Amidst a ridiculous amount of annoying fade-out edits which not only ruin the fundamental storytelling throughout the drama but makes George Lucas look like the master of the long-held camera shot, All Eyez on Me suffers from being a tale which ultimately seems designed only for fanboys of the music genre it is attempting to portray, using on-screen depictions of real individuals in a manner so scarcely and sparingly that the lack of characterisation results in plot threads which I inevitably struggled to keep up with, something of which I didn't find in Straight Outta Compton.

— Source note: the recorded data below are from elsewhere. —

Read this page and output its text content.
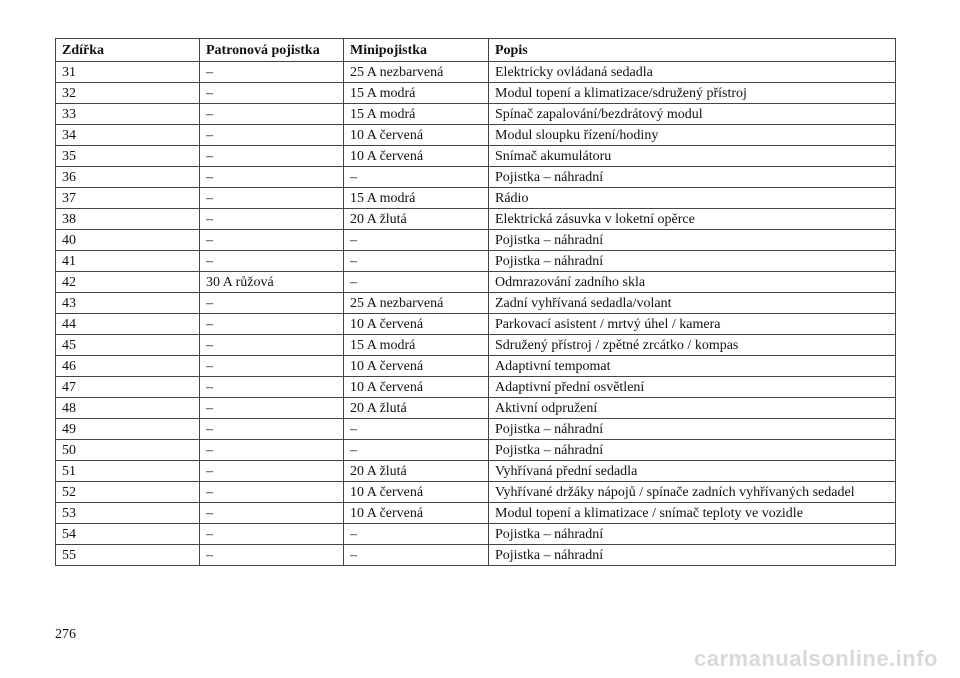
Zdířka	Patronová pojistka	Minipojistka	Popis
31	–	25 A nezbarvená	Elektricky ovládaná sedadla
32	–	15 A modrá	Modul topení a klimatizace/sdružený přístroj
33	–	15 A modrá	Spínač zapalování/bezdrátový modul
34	–	10 A červená	Modul sloupku řízení/hodiny
35	–	10 A červená	Snímač akumulátoru
36	–	–	Pojistka – náhradní
37	–	15 A modrá	Rádio
38	–	20 A žlutá	Elektrická zásuvka v loketní opěrce
40	–	–	Pojistka – náhradní
41	–	–	Pojistka – náhradní
42	30 A růžová	–	Odmrazování zadního skla
43	–	25 A nezbarvená	Zadní vyhřívaná sedadla/volant
44	–	10 A červená	Parkovací asistent / mrtvý úhel / kamera
45	–	15 A modrá	Sdružený přístroj / zpětné zrcátko / kompas
46	–	10 A červená	Adaptivní tempomat
47	–	10 A červená	Adaptivní přední osvětlení
48	–	20 A žlutá	Aktivní odpružení
49	–	–	Pojistka – náhradní
50	–	–	Pojistka – náhradní
51	–	20 A žlutá	Vyhřívaná přední sedadla
52	–	10 A červená	Vyhřívané držáky nápojů / spínače zadních vyhřívaných sedadel
53	–	10 A červená	Modul topení a klimatizace / snímač teploty ve vozidle
54	–	–	Pojistka – náhradní
55	–	–	Pojistka – náhradní
276
carmanualsonline.info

Add into the matter a jarring level of misogyny in terms of the treatment of most of the women characters on-screen, Boom's film is somewhat anchored in place by a star-in-the-making performance from lead Shipp Jr., whilst The Walking Dead's Danai Gurira is also rather exceptional as Afeni Shakur, Tupac's inspirational mother. With the film's 140 minute runtime, it comes as no surprise that the film does begin to wander in places, but the seedy and daring subject matter at the heart of the true story is interesting enough to warrant being viewed by even the most trivial of rap fans, if using the film only to garner a brief understanding on the complexities of rap's leading icon.